As for the appropriate glass with which to serve, current arguments exist for and against a variety of shapes.

  • The traditional coupe Champagne glass (rumored to be shaped like Marie Antoinette’s breast) may have the right idea in terms of a better surface area to enjoy the aromatics but because of the width at the top, the wine quickly loses effervescence.
  • The flute is designed to keep the bubbles in tact and many have a small etching in the bottom to highlight the journey of the bubbles up to the top ~ it’s what gives the ‘necklacing’ effect that’s so pretty. But what you gain in beauteous bubbles, you lose in true appreciation of the wine essence; it’s difficult to get your nose into the flute to experience the subtle aromas.
  • The classic Chardonnay or White wine glass, is gaining more appeal for experts who maintain that the larger shape, and delicate taper, provides more surface area for the fragrance of the Champagne to truly open and display its brilliance. But because there is a larger bowl and no unique etching (it’s not needed for non-sparkling wine) bubbles burst much more quickly. In other words, you get more steak, if you will, but not as much spectacular sizzle.

The choice is yours, ultimately, and there is a vast variety of glasses to suit whatever taste, budget and reason for drinking Champagne and sparkling wine.

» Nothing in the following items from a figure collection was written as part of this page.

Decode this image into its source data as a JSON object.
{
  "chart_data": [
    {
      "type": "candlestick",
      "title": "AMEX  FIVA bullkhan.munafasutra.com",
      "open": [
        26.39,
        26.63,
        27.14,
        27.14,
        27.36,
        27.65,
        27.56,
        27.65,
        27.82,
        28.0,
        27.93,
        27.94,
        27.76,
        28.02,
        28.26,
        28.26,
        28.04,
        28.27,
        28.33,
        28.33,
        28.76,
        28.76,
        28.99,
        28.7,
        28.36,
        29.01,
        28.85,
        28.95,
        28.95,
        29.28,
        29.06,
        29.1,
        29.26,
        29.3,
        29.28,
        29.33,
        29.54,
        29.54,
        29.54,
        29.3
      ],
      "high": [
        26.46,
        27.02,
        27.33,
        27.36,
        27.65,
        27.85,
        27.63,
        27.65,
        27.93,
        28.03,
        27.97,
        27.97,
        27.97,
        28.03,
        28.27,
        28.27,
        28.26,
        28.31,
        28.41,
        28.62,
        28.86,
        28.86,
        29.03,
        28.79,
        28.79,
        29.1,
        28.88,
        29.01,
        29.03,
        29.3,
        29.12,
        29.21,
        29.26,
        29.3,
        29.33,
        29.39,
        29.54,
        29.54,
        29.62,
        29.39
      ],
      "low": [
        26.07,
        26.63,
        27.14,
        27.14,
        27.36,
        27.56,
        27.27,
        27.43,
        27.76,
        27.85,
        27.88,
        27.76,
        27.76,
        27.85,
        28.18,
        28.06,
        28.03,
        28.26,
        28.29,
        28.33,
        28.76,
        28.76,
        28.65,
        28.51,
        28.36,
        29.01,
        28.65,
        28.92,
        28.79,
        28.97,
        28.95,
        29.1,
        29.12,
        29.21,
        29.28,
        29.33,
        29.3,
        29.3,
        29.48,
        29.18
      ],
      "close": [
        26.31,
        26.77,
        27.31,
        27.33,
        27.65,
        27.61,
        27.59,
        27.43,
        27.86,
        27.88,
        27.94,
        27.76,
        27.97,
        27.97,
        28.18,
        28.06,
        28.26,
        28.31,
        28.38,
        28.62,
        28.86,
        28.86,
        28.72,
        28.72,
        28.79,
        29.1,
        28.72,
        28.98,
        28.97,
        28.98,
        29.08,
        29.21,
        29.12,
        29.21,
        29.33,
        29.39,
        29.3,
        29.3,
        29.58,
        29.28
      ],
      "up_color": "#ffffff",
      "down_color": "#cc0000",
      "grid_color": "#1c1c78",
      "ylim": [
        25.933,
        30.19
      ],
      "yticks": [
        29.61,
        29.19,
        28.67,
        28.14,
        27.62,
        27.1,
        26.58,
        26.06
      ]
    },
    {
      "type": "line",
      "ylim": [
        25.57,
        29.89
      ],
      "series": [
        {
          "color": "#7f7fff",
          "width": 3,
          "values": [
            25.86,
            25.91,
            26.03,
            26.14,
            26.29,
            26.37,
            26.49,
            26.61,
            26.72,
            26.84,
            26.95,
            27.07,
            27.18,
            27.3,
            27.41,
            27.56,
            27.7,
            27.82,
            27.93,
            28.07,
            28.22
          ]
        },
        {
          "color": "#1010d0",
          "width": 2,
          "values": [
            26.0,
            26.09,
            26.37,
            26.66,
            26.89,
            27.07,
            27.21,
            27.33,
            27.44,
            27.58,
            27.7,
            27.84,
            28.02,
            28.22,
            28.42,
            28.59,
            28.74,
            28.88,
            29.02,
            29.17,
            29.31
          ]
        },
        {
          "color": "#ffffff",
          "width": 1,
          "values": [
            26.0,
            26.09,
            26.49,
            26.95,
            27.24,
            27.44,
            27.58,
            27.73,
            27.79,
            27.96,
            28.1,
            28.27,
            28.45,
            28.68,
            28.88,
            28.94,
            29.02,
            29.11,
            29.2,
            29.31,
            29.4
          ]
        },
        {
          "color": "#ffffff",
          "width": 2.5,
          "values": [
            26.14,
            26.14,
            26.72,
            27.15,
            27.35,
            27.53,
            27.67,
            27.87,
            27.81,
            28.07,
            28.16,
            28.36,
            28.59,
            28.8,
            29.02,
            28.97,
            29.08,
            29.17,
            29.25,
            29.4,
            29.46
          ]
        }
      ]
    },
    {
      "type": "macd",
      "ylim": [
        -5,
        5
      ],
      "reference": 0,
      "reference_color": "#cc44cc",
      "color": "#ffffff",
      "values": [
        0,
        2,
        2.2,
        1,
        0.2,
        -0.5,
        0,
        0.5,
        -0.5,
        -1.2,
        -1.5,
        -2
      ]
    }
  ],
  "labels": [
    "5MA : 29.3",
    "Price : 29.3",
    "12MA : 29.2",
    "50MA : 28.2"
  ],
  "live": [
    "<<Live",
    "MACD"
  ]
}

I do not have a Lyre-shaped decanter at my home. At $600 a pop, that may be a purchase down the road, but I will try decanting my Champagne tonight, anyway. As any good student will tell you, the fun is in the experimenting. And like the puppy with the hot dog on his nose, I will wait patiently…and try not to drool on the floor.

Whether you decant your Champagne, drink it out of a Chardonnay glass, flute, shoe (yuck) or paper cup, I wish you all a safe, happy New Year’s Eve, and the very best in 2015!